I saw the Archbishop on the 26th and told him that I could not continue as a priest because I no longer believed in Catholic doctrines; I did not even have faith in God, but could continue praying only in the way that someone stranded on a mountainside might cry out for help without knowing that there was anyone within earshot.
[Later] I then explained how as a student I had been dissatisfied with the accounts given in the textbooks of how we know that there is a God, and that faith began to seem to be a sacrifice of integrity rather than a virtue. I had papered over this difficulty with an existentialist type of approach, on the basis of which I had been ordained.
So the transition from priest to layman happened, in the end, very swiftly. It was within a week of receiving the official rescript from Rome that I took up my duties as a lecturer at Exeter and Trinity…
When I had been laicized, I had not been released from the Church’s law of celibacy. Hence, the date of my marriage was also the date of my–automatic-excommunication from the Church.
A. Kenny, A Path From Rome (Oxford 1986), 189,192, 196, 204,207.
This is a revealing window into the theological priorities of Rome. Losing faith in God wasn’t an automatically excommunicable offense. Although he was no longer a believer, he was still a member in good standing.
No, the truly inexcusable transgression was for him to marry a woman–even though by this time he’d formally and officially left the priesthood.

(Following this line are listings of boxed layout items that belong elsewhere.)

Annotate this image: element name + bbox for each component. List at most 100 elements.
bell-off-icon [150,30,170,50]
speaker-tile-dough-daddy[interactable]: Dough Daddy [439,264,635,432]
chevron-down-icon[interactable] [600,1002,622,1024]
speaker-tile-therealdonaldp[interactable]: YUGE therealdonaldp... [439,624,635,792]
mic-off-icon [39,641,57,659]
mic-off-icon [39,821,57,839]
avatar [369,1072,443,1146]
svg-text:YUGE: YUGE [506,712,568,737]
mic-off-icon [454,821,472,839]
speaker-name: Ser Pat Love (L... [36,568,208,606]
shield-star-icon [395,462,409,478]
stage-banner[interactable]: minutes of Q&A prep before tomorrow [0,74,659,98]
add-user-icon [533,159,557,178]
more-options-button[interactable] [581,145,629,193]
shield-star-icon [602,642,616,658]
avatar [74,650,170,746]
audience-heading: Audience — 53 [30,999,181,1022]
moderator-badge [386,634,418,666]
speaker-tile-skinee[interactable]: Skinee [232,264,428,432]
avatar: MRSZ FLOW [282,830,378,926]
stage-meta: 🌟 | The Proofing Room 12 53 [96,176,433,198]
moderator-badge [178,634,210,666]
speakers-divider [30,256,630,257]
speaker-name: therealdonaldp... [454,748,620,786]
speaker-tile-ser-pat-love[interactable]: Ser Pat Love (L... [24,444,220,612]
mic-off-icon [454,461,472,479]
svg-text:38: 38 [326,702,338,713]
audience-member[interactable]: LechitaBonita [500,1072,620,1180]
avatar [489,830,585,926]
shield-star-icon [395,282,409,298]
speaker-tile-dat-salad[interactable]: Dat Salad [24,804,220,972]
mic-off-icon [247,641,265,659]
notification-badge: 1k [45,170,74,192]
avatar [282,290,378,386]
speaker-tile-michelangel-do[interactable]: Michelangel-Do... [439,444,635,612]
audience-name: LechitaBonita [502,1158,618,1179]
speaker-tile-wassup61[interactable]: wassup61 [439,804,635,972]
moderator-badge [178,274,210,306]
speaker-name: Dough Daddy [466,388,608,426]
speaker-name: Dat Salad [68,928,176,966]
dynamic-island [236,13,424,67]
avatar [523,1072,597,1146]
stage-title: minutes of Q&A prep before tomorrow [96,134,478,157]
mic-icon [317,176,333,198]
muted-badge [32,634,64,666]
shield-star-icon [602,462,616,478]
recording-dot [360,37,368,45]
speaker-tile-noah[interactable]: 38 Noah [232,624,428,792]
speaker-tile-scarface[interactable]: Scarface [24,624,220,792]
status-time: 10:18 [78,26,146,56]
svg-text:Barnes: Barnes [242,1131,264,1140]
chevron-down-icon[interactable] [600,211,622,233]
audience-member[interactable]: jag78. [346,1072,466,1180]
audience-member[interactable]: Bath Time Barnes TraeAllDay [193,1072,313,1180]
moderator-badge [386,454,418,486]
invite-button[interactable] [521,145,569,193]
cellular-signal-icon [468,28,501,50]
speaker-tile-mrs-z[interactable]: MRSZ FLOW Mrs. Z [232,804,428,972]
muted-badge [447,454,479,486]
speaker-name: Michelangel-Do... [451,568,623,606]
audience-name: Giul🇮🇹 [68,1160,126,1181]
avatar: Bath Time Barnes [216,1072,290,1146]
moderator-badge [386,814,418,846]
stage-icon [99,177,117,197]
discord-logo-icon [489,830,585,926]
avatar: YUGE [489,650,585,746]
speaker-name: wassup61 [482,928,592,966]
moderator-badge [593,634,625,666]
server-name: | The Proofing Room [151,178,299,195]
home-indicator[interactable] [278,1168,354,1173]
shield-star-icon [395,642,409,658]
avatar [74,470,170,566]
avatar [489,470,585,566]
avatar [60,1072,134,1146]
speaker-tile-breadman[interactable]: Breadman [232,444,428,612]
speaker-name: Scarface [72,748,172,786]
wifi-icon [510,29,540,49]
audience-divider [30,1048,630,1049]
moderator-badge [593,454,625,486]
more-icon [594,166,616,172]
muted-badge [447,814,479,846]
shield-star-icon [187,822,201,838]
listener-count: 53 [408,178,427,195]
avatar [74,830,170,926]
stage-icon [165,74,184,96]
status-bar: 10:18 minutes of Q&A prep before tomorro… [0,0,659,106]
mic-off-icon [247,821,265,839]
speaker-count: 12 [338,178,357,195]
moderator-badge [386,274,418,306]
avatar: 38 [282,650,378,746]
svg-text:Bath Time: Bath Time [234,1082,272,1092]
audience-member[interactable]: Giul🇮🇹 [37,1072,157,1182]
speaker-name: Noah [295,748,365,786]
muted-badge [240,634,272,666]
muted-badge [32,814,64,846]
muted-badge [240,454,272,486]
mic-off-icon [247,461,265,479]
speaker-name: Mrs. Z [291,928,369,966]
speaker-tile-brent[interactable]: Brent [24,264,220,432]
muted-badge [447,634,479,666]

He was excommunicated on a technicality, for getting married.
Now, from my warped perspective as a Protestant, I rather think that being a Christian ought to be minimal condition for membership in a Christian church. (I’m talking about functioning adults, right now, not little kids or the mentally incompetent.)
But you can see how hopelessly skewed my priorities are. If Kenny had been an atheistic bachelor, he’d still belong to the One True Church–but for him to marry a woman, even though he was now a layman, is utterly intolerable!
One wonders what his ecclesiastical standing would be had he split the difference by having a mistress–or maybe a boyfriend.